Vielleicht beschreibt das zwischen allen Genres oszillierende Wesen des Katalogs jene Beschreibung am Besten, die auf eines anderen Schweizers Hauptwerk aus scheinbarem Nebenbei, auf die Kolumnen Peter Bichsels, gemünzt ist. Dessen Texte wurden als „Geschichten aus dem Alltag und über den Alltag, Momentaufnahmen, Begegnungen, unbotmäßige Einmischungen, Zwischenrufe, Erinnerungen, Liebeserklärungen“ bezeichnet.

Worauf Wehrlis Notatensammlung abzielt, ist „das eigentliche Alles, das sich ergibt aus der Vorstellung, es sei jedes dieser Millionen von Dinge nur ein einziges Mal vorhanden auf der Welt, und das erstaunlicherweise doch dieses Eine bleibt: nämlich alles.“ Die Welt als Buch, das Zeit in Gegenwart umformen will, Beobachtetes in Geschriebenes.
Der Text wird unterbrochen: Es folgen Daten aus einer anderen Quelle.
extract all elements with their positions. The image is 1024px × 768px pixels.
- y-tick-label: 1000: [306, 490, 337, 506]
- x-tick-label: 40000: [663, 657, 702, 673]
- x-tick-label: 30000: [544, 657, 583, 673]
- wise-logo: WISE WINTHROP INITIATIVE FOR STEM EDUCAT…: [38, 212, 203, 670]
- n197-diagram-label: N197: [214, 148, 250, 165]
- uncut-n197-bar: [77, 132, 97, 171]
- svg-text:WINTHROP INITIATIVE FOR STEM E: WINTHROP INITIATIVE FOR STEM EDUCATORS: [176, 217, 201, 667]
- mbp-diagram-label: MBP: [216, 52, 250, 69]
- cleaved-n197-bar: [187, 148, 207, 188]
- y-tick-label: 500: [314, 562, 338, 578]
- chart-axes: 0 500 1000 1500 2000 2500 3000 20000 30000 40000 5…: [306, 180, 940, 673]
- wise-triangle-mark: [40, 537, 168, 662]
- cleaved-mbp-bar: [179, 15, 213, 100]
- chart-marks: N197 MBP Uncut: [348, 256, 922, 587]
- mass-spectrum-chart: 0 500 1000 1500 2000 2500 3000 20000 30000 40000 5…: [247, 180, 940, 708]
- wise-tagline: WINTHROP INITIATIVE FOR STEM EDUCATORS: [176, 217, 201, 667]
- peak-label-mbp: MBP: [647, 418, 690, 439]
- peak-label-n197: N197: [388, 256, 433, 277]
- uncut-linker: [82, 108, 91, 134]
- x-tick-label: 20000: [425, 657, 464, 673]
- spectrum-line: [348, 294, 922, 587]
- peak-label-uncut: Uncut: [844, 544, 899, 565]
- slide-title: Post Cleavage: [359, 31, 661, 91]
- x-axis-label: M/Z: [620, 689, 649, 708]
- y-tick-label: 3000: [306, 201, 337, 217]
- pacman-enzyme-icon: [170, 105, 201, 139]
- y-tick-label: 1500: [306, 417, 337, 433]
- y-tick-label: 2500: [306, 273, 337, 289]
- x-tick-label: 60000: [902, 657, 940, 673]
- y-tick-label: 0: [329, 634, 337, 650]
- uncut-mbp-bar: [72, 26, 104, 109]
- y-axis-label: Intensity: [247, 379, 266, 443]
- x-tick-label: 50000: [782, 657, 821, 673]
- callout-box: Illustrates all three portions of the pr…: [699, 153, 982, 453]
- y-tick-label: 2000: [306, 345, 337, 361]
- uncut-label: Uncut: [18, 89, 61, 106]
Wehrli schreibt von der „Gewissheit, der Gewinn des Erinnerns liege nicht in der Erinnerung selber an ein Ereignis, sondern im möglicherweise lebensverlängernden Wiedergewinn der Zeitspanne, in der es geschehen war.“

Einer der eindrücklichsten Einträge, „Die Zukunft“, handelt von eben dieser Bewegung durch Raum und Zeit, vom Selbsterkennen im Welterkennen: „das Gewimmer in der Sitzreihe hinter mir bei der Vorführung von Charlie Chaplins Film Circus im Kino in Vevey im Mai 1969, dieses sirenenartige Heulen, das sich anhörte, als schalle es über weite Ebenen und frisch vernarbte Grenzen in diesen Tag hinein, und das mir wohl nur deshalb noch jetzt in den Ohren hallt, weil mir ein Blick nach hinten verraten hatte, dass es niemand anders war als der greise Charlie Chaplin, der da vor seinem jugendlichen Abbild auf der Leinwand weinte, jammerte angesichts einer Vergangenheit, die nur die Tränen jenes Menschen weckt, dessen Zukunft schon vorbei ist.“

Literaturangabe:

WEHRLI, PETER K.: Katalog von Allem. Vom Anfang bis zum Neubeginn. 1697 Nummern aus 40 Jahren. Ammann Verlag, Zürich 2008. 540 S., 24,90 €.